In order to integrate with S3, DGW needs to store some user information and metadata. This includes
user id, name, email, access keys, and the access policies for the user. This information is shared across
the whole system, so it must be stored in a place accessible at the pool level. DAOS supports simple ACL
policies on containers and pools, but S3 requires more user metadata and the complicated S3 policies do
not map nicely to DAOS ACL policies. Users are thus stored in the metadata container as shown in the
next section

The Metadata Container

A new hidden DAOS container called _METADATA is used to store all pool metadata. The user list and
other metadata could then be stored as DFS objects within it. The same method could be used to store
other miscellaneous metadata we might need in the future in the same bucket.
S3 bucket names cannot contain underscores or capital letters
[https://docs.aws.amazon.com/AmazonS3/latest/userguide/bucketnamingrules.html], so the
_METADATA bucket will not be accessible to the S3 interface. Additionally, a rule has been set in place to
prevent the bucket from being loaded.
_METADATA directory structure

Multipart upload

Reference for multipart upload:
Multipart upload allows uploading a single object as a set of parts. Each part is a contiguous portion of
the object's data. The object parts could be uploaded independently and in any order. If transmission of
any part fails, it can be retransmitted without affecting other parts. After all parts of the object are
uploaded, the S3 layer assembles these parts and creates the object. The multipart upload is done on
three steps: initiating the upload, uploading the object parts, then completing the upload. Upon
completion, the object is constructed from the parts and the object is accessible like any other object in
the bucket.

Design summary:


Versioning is supported mostly out of the box by setting the version id in the object name. We maintain
a symbolic link to the latest version of the object with the suffix [latest]. This is to allow easier access
to the latest version of the object when reading the file or updating the latest version.
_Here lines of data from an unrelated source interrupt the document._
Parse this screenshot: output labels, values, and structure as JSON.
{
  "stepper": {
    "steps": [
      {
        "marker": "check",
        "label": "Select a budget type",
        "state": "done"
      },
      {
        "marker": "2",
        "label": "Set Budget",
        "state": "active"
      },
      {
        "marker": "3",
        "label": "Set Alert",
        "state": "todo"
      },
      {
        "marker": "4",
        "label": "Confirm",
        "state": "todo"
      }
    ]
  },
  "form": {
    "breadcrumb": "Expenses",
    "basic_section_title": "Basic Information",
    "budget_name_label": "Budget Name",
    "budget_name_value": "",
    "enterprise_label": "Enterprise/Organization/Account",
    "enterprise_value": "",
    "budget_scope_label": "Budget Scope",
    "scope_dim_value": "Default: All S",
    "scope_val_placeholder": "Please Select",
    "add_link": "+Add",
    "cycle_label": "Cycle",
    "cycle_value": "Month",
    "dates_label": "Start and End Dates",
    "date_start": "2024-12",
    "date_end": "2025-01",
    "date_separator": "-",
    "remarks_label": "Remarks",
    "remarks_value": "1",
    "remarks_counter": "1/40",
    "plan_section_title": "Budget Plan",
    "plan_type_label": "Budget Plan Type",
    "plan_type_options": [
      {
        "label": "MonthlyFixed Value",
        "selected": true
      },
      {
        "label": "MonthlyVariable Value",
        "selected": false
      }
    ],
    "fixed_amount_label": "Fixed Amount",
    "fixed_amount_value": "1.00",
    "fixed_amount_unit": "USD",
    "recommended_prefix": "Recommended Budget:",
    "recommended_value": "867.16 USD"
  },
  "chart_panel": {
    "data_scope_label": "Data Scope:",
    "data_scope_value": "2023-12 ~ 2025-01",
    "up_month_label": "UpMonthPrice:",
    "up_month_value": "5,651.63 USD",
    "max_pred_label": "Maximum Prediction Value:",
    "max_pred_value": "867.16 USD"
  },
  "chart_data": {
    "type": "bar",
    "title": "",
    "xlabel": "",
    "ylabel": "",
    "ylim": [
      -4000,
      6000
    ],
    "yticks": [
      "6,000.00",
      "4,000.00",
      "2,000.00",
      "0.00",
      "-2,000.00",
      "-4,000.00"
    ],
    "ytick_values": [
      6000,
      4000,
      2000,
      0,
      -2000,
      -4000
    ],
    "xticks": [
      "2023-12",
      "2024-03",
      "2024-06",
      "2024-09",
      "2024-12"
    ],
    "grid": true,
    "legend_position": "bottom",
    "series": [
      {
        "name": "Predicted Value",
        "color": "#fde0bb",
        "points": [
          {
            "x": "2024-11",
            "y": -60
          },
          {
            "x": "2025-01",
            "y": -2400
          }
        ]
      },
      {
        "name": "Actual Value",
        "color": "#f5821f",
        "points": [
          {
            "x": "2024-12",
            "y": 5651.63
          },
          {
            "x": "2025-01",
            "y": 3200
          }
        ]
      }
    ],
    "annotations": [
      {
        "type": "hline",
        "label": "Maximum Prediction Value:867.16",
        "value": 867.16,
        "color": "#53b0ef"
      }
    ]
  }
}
TODO: Delete an object when its versioning is turned on. Do we delete all versions? Just latest?



DAOS object API do not support listing dkeys in order, so they will be returned in random ordering. This
is a challenge when designing the list operation because we require being able to list the keys in order.

Multipart Objects

The current design for multipart object uploads the parts to the metadata bucket then copies them to
the object. This might cause some performance degradation on the complete multipart operation. A
structure where an object can have multiple parts is preferred


The current design opens a lot of object handles to reach an object - this is resolved by caching. Listing
files requires opening each file - could be resolved by accessing lower layers.